C’est une rare, orgueilleuse et puissante enfant.
Les réalités de sa vie procèdent du merveilleux. Elle détient, tangibles et permanentes, toutes choses qui, pour les autres créatures de son âge, appartiennent à un monde fantastique, dans l’enchantement des récits d’aïeules et dans les romans d’aventures. Elle vit, en partie, de ce dont les autres rêvent ; si elle rêvait, elle ne pourrait rien imaginer de plus extraordinaire.
Fière et distante, elle ne connaît pas un égal ; les hommes, les femmes et leurs petits, la population qui l’entoure, lui sont des vassaux ou des serviteurs et ils ne tirent pas leurs origines de la même race qu’elle. Ses commensaux, les chasseurs, et son propre instinct, lui ont appris à dominer sur les bêtes des bois.
Qu’elle soit née ou non dans la zone forestière, sur ces sommets d’Atlas Tellien où circulent encore les grands fauves, il importe peu. Il y a pour certains êtres, représentatifs d’une synthèse des possibilités humaines, une évidente prédestination. L’Enfant a été façonnée par les forces naturelles de cette contrée et par des qualités d’atavisme, pour jouer un rôle d’influence morale et exercer son droit de suzeraineté sur la multitude des animaux libres et sur des tribus d’hommes primitifs. Du sol lui viennent l’ardeur soutenue, la vigueur tranquille et sa ténacité ; de la mémoire ancestrale procèdent son originale audace, son esprit prompt à saisir l’intelligence des choses, les faiblesses des individus, et sa facile aisance à s’assimiler ce qui est délicat et beau.

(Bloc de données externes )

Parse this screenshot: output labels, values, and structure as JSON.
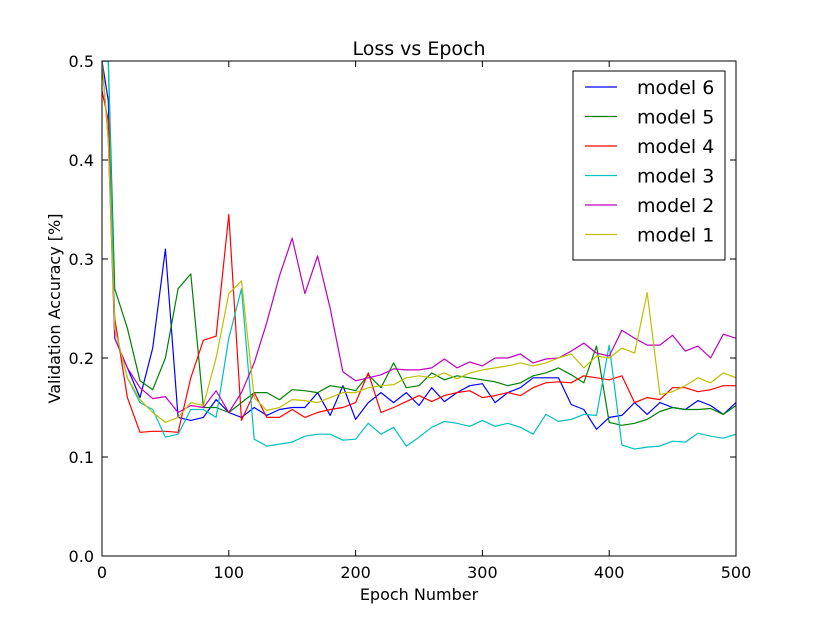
{
  "chart_data": {
    "type": "line",
    "title": "Loss vs Epoch",
    "xlabel": "Epoch Number",
    "ylabel": "Validation Accuracy [%]",
    "xlim": [
      0,
      500
    ],
    "ylim": [
      0.0,
      0.5
    ],
    "xticks": [
      0,
      100,
      200,
      300,
      400,
      500
    ],
    "yticks": [
      0.0,
      0.1,
      0.2,
      0.3,
      0.4,
      0.5
    ],
    "xtick_labels": [
      "0",
      "100",
      "200",
      "300",
      "400",
      "500"
    ],
    "ytick_labels": [
      "0.0",
      "0.1",
      "0.2",
      "0.3",
      "0.4",
      "0.5"
    ],
    "grid": false,
    "legend_position": "top-right",
    "x": [
      0,
      5,
      10,
      20,
      30,
      40,
      50,
      60,
      70,
      80,
      90,
      100,
      110,
      120,
      130,
      140,
      150,
      160,
      170,
      180,
      190,
      200,
      210,
      220,
      230,
      240,
      250,
      260,
      270,
      280,
      290,
      300,
      310,
      320,
      330,
      340,
      350,
      360,
      370,
      380,
      390,
      400,
      410,
      420,
      430,
      440,
      450,
      460,
      470,
      480,
      490,
      500
    ],
    "series": [
      {
        "name": "model 6",
        "color": "#0000ff",
        "values": [
          0.5,
          0.46,
          0.22,
          0.19,
          0.16,
          0.21,
          0.31,
          0.14,
          0.137,
          0.14,
          0.158,
          0.145,
          0.14,
          0.15,
          0.142,
          0.148,
          0.15,
          0.15,
          0.165,
          0.142,
          0.172,
          0.138,
          0.155,
          0.165,
          0.155,
          0.165,
          0.152,
          0.17,
          0.156,
          0.165,
          0.172,
          0.174,
          0.155,
          0.165,
          0.17,
          0.18,
          0.18,
          0.18,
          0.153,
          0.148,
          0.128,
          0.14,
          0.142,
          0.155,
          0.143,
          0.155,
          0.15,
          0.148,
          0.157,
          0.152,
          0.143,
          0.155
        ]
      },
      {
        "name": "model 5",
        "color": "#008000",
        "values": [
          0.5,
          0.5,
          0.27,
          0.23,
          0.177,
          0.168,
          0.2,
          0.27,
          0.285,
          0.15,
          0.15,
          0.145,
          0.155,
          0.165,
          0.165,
          0.158,
          0.168,
          0.167,
          0.165,
          0.172,
          0.17,
          0.167,
          0.183,
          0.17,
          0.195,
          0.17,
          0.172,
          0.185,
          0.178,
          0.182,
          0.18,
          0.178,
          0.176,
          0.172,
          0.175,
          0.182,
          0.185,
          0.19,
          0.183,
          0.175,
          0.212,
          0.135,
          0.132,
          0.134,
          0.138,
          0.146,
          0.15,
          0.148,
          0.148,
          0.149,
          0.143,
          0.152
        ]
      },
      {
        "name": "model 4",
        "color": "#ff0000",
        "values": [
          0.47,
          0.44,
          0.24,
          0.16,
          0.125,
          0.126,
          0.126,
          0.125,
          0.18,
          0.218,
          0.222,
          0.345,
          0.137,
          0.165,
          0.14,
          0.14,
          0.148,
          0.14,
          0.145,
          0.148,
          0.15,
          0.155,
          0.185,
          0.145,
          0.15,
          0.156,
          0.162,
          0.156,
          0.162,
          0.165,
          0.167,
          0.16,
          0.162,
          0.165,
          0.162,
          0.17,
          0.175,
          0.176,
          0.175,
          0.182,
          0.18,
          0.178,
          0.182,
          0.155,
          0.16,
          0.158,
          0.17,
          0.17,
          0.166,
          0.168,
          0.172,
          0.172
        ]
      },
      {
        "name": "model 3",
        "color": "#00bfbf",
        "values": [
          0.5,
          0.5,
          0.23,
          0.18,
          0.155,
          0.148,
          0.12,
          0.123,
          0.148,
          0.148,
          0.14,
          0.22,
          0.27,
          0.118,
          0.111,
          0.113,
          0.115,
          0.121,
          0.123,
          0.123,
          0.117,
          0.118,
          0.134,
          0.123,
          0.13,
          0.111,
          0.12,
          0.13,
          0.136,
          0.134,
          0.131,
          0.137,
          0.131,
          0.134,
          0.13,
          0.123,
          0.143,
          0.136,
          0.138,
          0.143,
          0.142,
          0.213,
          0.112,
          0.108,
          0.11,
          0.111,
          0.116,
          0.115,
          0.124,
          0.121,
          0.119,
          0.123
        ]
      },
      {
        "name": "model 2",
        "color": "#bf00bf",
        "values": [
          0.5,
          0.42,
          0.22,
          0.19,
          0.17,
          0.159,
          0.161,
          0.145,
          0.152,
          0.15,
          0.167,
          0.145,
          0.165,
          0.195,
          0.236,
          0.283,
          0.321,
          0.265,
          0.303,
          0.25,
          0.186,
          0.177,
          0.18,
          0.183,
          0.189,
          0.188,
          0.188,
          0.19,
          0.199,
          0.19,
          0.196,
          0.192,
          0.2,
          0.2,
          0.204,
          0.195,
          0.199,
          0.2,
          0.207,
          0.215,
          0.205,
          0.202,
          0.228,
          0.22,
          0.213,
          0.213,
          0.223,
          0.207,
          0.212,
          0.2,
          0.224,
          0.22
        ]
      },
      {
        "name": "model 1",
        "color": "#bfbf00",
        "values": [
          0.5,
          0.42,
          0.23,
          0.18,
          0.158,
          0.145,
          0.135,
          0.14,
          0.155,
          0.152,
          0.2,
          0.265,
          0.278,
          0.16,
          0.147,
          0.15,
          0.158,
          0.157,
          0.155,
          0.16,
          0.165,
          0.165,
          0.17,
          0.172,
          0.173,
          0.18,
          0.182,
          0.18,
          0.185,
          0.179,
          0.185,
          0.188,
          0.19,
          0.192,
          0.195,
          0.192,
          0.195,
          0.2,
          0.204,
          0.19,
          0.202,
          0.2,
          0.21,
          0.205,
          0.266,
          0.163,
          0.166,
          0.172,
          0.18,
          0.175,
          0.185,
          0.18
        ]
      }
    ]
  }
}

Elle est fille de gens aux vieilles et nettes traditions françaises, propriétaires, créateurs en quelque sorte, de ce vaste domaine forestier où il fallut ouvrir le chemin avec le fusil d’affût, le pic et la hache. Elle est la créature unique entre toutes les créatures de la montagne, pure comme l’air des cimes, fraîche comme les jeunes taillis, altière comme le chêne et taciturne comme le rocher. Les énergies de son corps plein de sève et de son cerveau actif se dépensent et s’équilibrent dans la rude solitude et la totale liberté.
Opposée à la faune des forêts et au peuple pastoral des clairières, elle devient un symbole, une entité spirituelle sur la matière fruste, un élément concret de la supériorité d’une espèce humaine sur des éléments inférieurs.
Son cœur sensible et intelligent est également dépourvu d’envie et de faiblesse. L’indulgence et la commisération n’y trouvent pas encore de place.
Elle ne pleure jamais et les larmes d’autrui ne l’émeuvent pas. Devant la douleur physique, elle est dure pour elle et pour tous ; mais elle n’a jamais infligé volontairement une souffrance.
Quand les poulains montés se heurtent et roulent brutalement sur le sol, écrasant les petits cavaliers, quand il y a de profondes blessures, du sang, un membre brisé parfois, l’Enfant n’interrompt pas le jeu ni le galop de son cheval.
Elle a vu mourir, dans l’ombre de la maison, pendant une heure infiniment plus poignante que l’instant d’une simple fin d’existence au soleil des clairières ou le trépas fataliste d’un chasseur dans la brousse. Cette mort d’un très jeune frère, ce deuil dont les parents restent inguérissablement frappés, passèrent sur elle, violemment, mais sans rien laisser de la tristesse qui corrode ; elle eut seulement un peu plus de gravité. Elle n’oublia pas le jour cruel, un jour de juillet où le sirocco secouait la forêt ; elle n’oublia pas la minute où l’enfantelet, mystérieusement touché, murmurant d’étranges mots pleins de prescience et de lucidité, referma des yeux trop grands ; mais elle n’en conserva qu’une intense et très claire image de beauté dernière.